There are just so many reasons to love this dip. First off, it's loaded with spinach, artichoke hearts, cheddar cheese and caramelized onions. Next, it's warm, creamy and perfectly tops a crunchy pita chip or cracker. And finally it's incredibly easy to make and can even be prepared up to a day ahead and reheated! It's pretty much dip perfection!!
Jen (that's my sister and mother of my dip-loving niece) you have been "reciped". Be forewarned!!
Spinach, Artichoke and Cheddar Dip
Makes at least 8-10 servings (more if you have other appetizers)

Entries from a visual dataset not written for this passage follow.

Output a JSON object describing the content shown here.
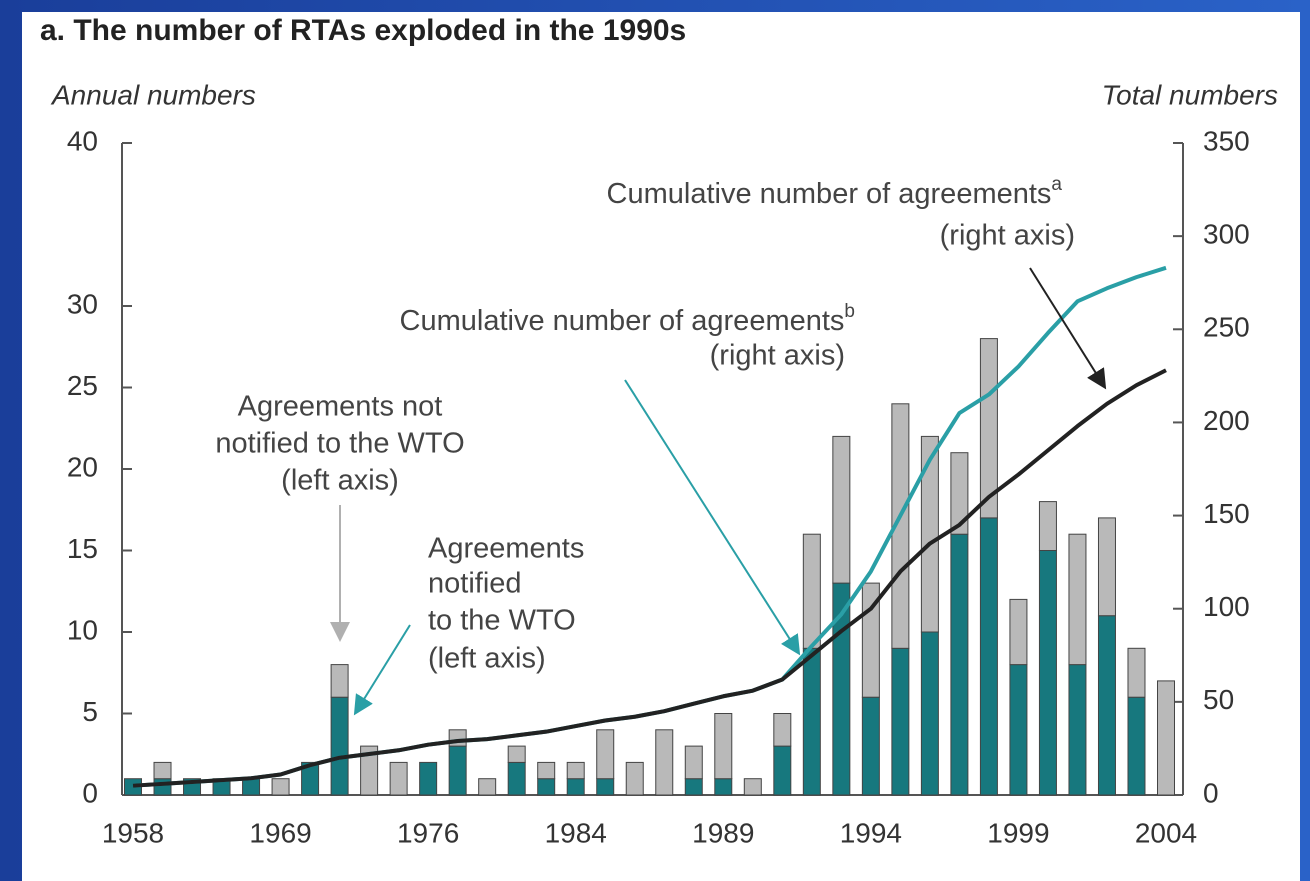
{
  "chart_data": {
    "type": "combo",
    "title": "a. The number of RTAs exploded in the 1990s",
    "y_label": "Annual numbers",
    "y2_label": "Total numbers",
    "categories": [
      "1958",
      null,
      null,
      null,
      null,
      "1969",
      null,
      null,
      null,
      null,
      "1976",
      null,
      null,
      null,
      null,
      "1984",
      null,
      null,
      null,
      null,
      "1989",
      null,
      null,
      null,
      null,
      "1994",
      null,
      null,
      null,
      null,
      "1999",
      null,
      null,
      null,
      null,
      "2004"
    ],
    "ylim": [
      0,
      40
    ],
    "yticks": [
      0,
      5,
      10,
      15,
      20,
      25,
      30,
      40
    ],
    "y2lim": [
      0,
      350
    ],
    "y2ticks": [
      0,
      50,
      100,
      150,
      200,
      250,
      300,
      350
    ],
    "series": [
      {
        "type": "bar",
        "stack": true,
        "color": "#17787e",
        "values": [
          1,
          1,
          1,
          1,
          1,
          0,
          2,
          6,
          0,
          0,
          2,
          3,
          0,
          2,
          1,
          1,
          1,
          0,
          0,
          1,
          1,
          0,
          3,
          9,
          13,
          6,
          9,
          10,
          16,
          17,
          8,
          15,
          8,
          11,
          6,
          0
        ]
      },
      {
        "type": "bar",
        "stack": true,
        "color": "#b9b9b9",
        "values": [
          0,
          1,
          0,
          0,
          0,
          1,
          0,
          2,
          3,
          2,
          0,
          1,
          1,
          1,
          1,
          1,
          3,
          2,
          4,
          2,
          4,
          1,
          2,
          7,
          9,
          7,
          15,
          12,
          5,
          11,
          4,
          3,
          8,
          6,
          3,
          7
        ]
      },
      {
        "type": "line",
        "axis": "y2",
        "color": "#2a9fa6",
        "values": [
          5,
          6,
          7,
          8,
          9,
          11,
          16,
          20,
          22,
          24,
          27,
          29,
          30,
          32,
          34,
          37,
          40,
          42,
          45,
          49,
          53,
          56,
          62,
          80,
          97,
          120,
          150,
          180,
          205,
          215,
          230,
          248,
          265,
          272,
          278,
          283
        ]
      },
      {
        "type": "line",
        "axis": "y2",
        "color": "#222222",
        "values": [
          5,
          6,
          7,
          8,
          9,
          11,
          16,
          20,
          22,
          24,
          27,
          29,
          30,
          32,
          34,
          37,
          40,
          42,
          45,
          49,
          53,
          56,
          62,
          75,
          88,
          100,
          120,
          135,
          145,
          160,
          172,
          185,
          198,
          210,
          220,
          228
        ]
      }
    ],
    "annotations": [
      {
        "lines": [
          "Cumulative number of agreements",
          "(right axis)"
        ],
        "sup": "a"
      },
      {
        "lines": [
          "Cumulative number of agreements",
          "(right axis)"
        ],
        "sup": "b"
      },
      {
        "lines": [
          "Agreements not",
          "notified to the WTO",
          "(left axis)"
        ]
      },
      {
        "lines": [
          "Agreements",
          "notified",
          "to the WTO",
          "(left axis)"
        ]
      }
    ]
  }
}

You will need a food processor for this.
Prep Time: 20-25 minutes ( most of this is hands-free while the onion caramelizes)
- 9 ounces fresh spinach (you could also use thawed frozen spinach in a pinch--you don't need to wilt it then, but still need to squeeze out as much water as possible)

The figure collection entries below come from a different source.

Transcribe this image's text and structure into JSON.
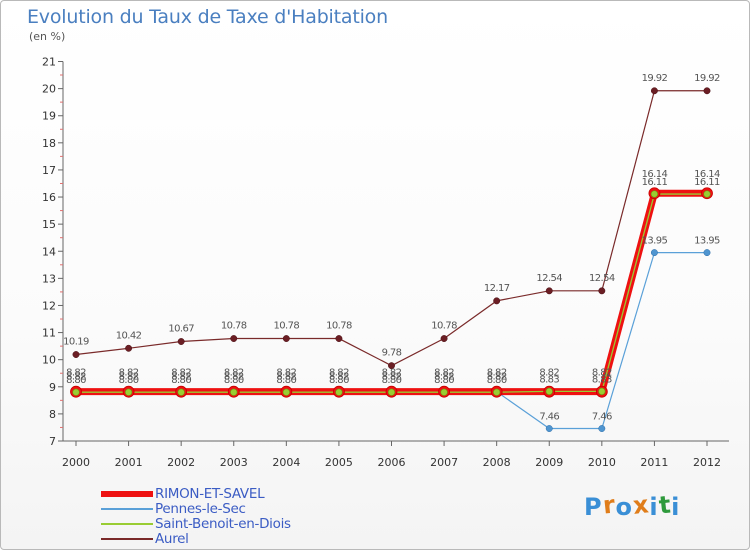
{
  "header": {
    "title": "Evolution du Taux de Taxe d'Habitation",
    "unit": "(en %)"
  },
  "colors": {
    "title": "#4a7fc0",
    "rimon": "#ee1111",
    "rimon_marker": "#99cc33",
    "pennes": "#5aa0d8",
    "saint_benoit": "#99cc33",
    "aurel": "#7a2a2a",
    "axis_text": "#333333",
    "point_label": "#555555"
  },
  "chart_data": {
    "type": "line",
    "title": "Evolution du Taux de Taxe d'Habitation",
    "ylabel": "(en %)",
    "xlabel": "",
    "x": [
      "2000",
      "2001",
      "2002",
      "2003",
      "2004",
      "2005",
      "2006",
      "2007",
      "2008",
      "2009",
      "2010",
      "2011",
      "2012"
    ],
    "yticks": [
      "7",
      "8",
      "9",
      "10",
      "11",
      "12",
      "13",
      "14",
      "15",
      "16",
      "17",
      "18",
      "19",
      "20",
      "21"
    ],
    "ylim": [
      7,
      21
    ],
    "grid": false,
    "legend_position": "bottom-left",
    "series": [
      {
        "name": "RIMON-ET-SAVEL",
        "color": "#ee1111",
        "values": [
          8.82,
          8.82,
          8.82,
          8.82,
          8.82,
          8.82,
          8.82,
          8.82,
          8.82,
          8.82,
          8.82,
          16.14,
          16.14
        ],
        "labels": [
          "8.82",
          "8.82",
          "8.82",
          "8.82",
          "8.82",
          "8.82",
          "8.82",
          "8.82",
          "8.82",
          "8.82",
          "8.82",
          "16.14",
          "16.14"
        ]
      },
      {
        "name": "Pennes-le-Sec",
        "color": "#5aa0d8",
        "values": [
          8.82,
          8.82,
          8.82,
          8.82,
          8.82,
          8.82,
          8.82,
          8.82,
          8.82,
          7.46,
          7.46,
          13.95,
          13.95
        ],
        "labels": [
          "8.82",
          "8.82",
          "8.82",
          "8.82",
          "8.82",
          "8.82",
          "8.82",
          "8.82",
          "8.82",
          "7.46",
          "7.46",
          "13.95",
          "13.95"
        ]
      },
      {
        "name": "Saint-Benoit-en-Diois",
        "color": "#99cc33",
        "values": [
          8.8,
          8.8,
          8.8,
          8.8,
          8.8,
          8.8,
          8.8,
          8.8,
          8.8,
          8.83,
          8.83,
          16.11,
          16.11
        ],
        "labels": [
          "8.80",
          "8.80",
          "8.80",
          "8.80",
          "8.80",
          "8.80",
          "8.80",
          "8.80",
          "8.80",
          "8.83",
          "8.83",
          "16.11",
          "16.11"
        ]
      },
      {
        "name": "Aurel",
        "color": "#7a2a2a",
        "values": [
          10.19,
          10.42,
          10.67,
          10.78,
          10.78,
          10.78,
          9.78,
          10.78,
          12.17,
          12.54,
          12.54,
          19.92,
          19.92
        ],
        "labels": [
          "10.19",
          "10.42",
          "10.67",
          "10.78",
          "10.78",
          "10.78",
          "9.78",
          "10.78",
          "12.17",
          "12.54",
          "12.54",
          "19.92",
          "19.92"
        ]
      }
    ]
  },
  "legend": {
    "items": [
      "RIMON-ET-SAVEL",
      "Pennes-le-Sec",
      "Saint-Benoit-en-Diois",
      "Aurel"
    ]
  },
  "logo": {
    "letters": [
      "P",
      "r",
      "o",
      "x",
      "i",
      "t",
      "i"
    ],
    "letter_colors": [
      "#3a8fd6",
      "#e07d1a",
      "#3a8fd6",
      "#e07d1a",
      "#3a8fd6",
      "#2e9a3c",
      "#3a8fd6"
    ]
  }
}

- 1 tablespoon vegetable oil
- 1 large red onion, minced
- 14 ounce can or jar of artichoke hearts, drained
- 1 teaspoon salt
- 1 teaspoon black pepper
- 3/4 cup evaporated milk
- 6 ounces good Cheddar cheese, freshly grated
1. If using fresh spinach, place it into a large saucepan with it bit of water and turn the heat up high. As the spinach wilts, toss often. Once it's fully wilted transfer to a bowl to cool and dump out excess water from the pan but no need to wash it out. Just dry it and set aside. When spinach is cool enough, take small handfuls and squeeze out as much water from it as you can. You can also place it in a clean towel, roll up and squeeze out the water. Once it's been really drained, set the spinach aside.
2. Heat the oil in the pan over medium heat and when it's hot, add the onion. Stir every now and then for about 10 minutes, until the onion is soft but not browned.
3. Add the onion, spinach, artichoke hearts, salt and pepper to the bowl of a food processor and grind thoroughly. You may need to stop the processor and scrape down the sides so that everything gets finely chopped.
4. Add the mixture back to the pan and stir in the evaporated milk and grated Cheddar. Heat over medium heat, stirring until cheese melts. Transfer to a serving dish and serve with pita chips, tortilla chips, veggies or even bread.
5. You can definitely make this early in the day and reheat it in the pan or the day before, store in the fridge and reheat in a pan or in the microwave.
Note: Recipe adapted from Perfect Plates in 5 Ingredients by John Whaite.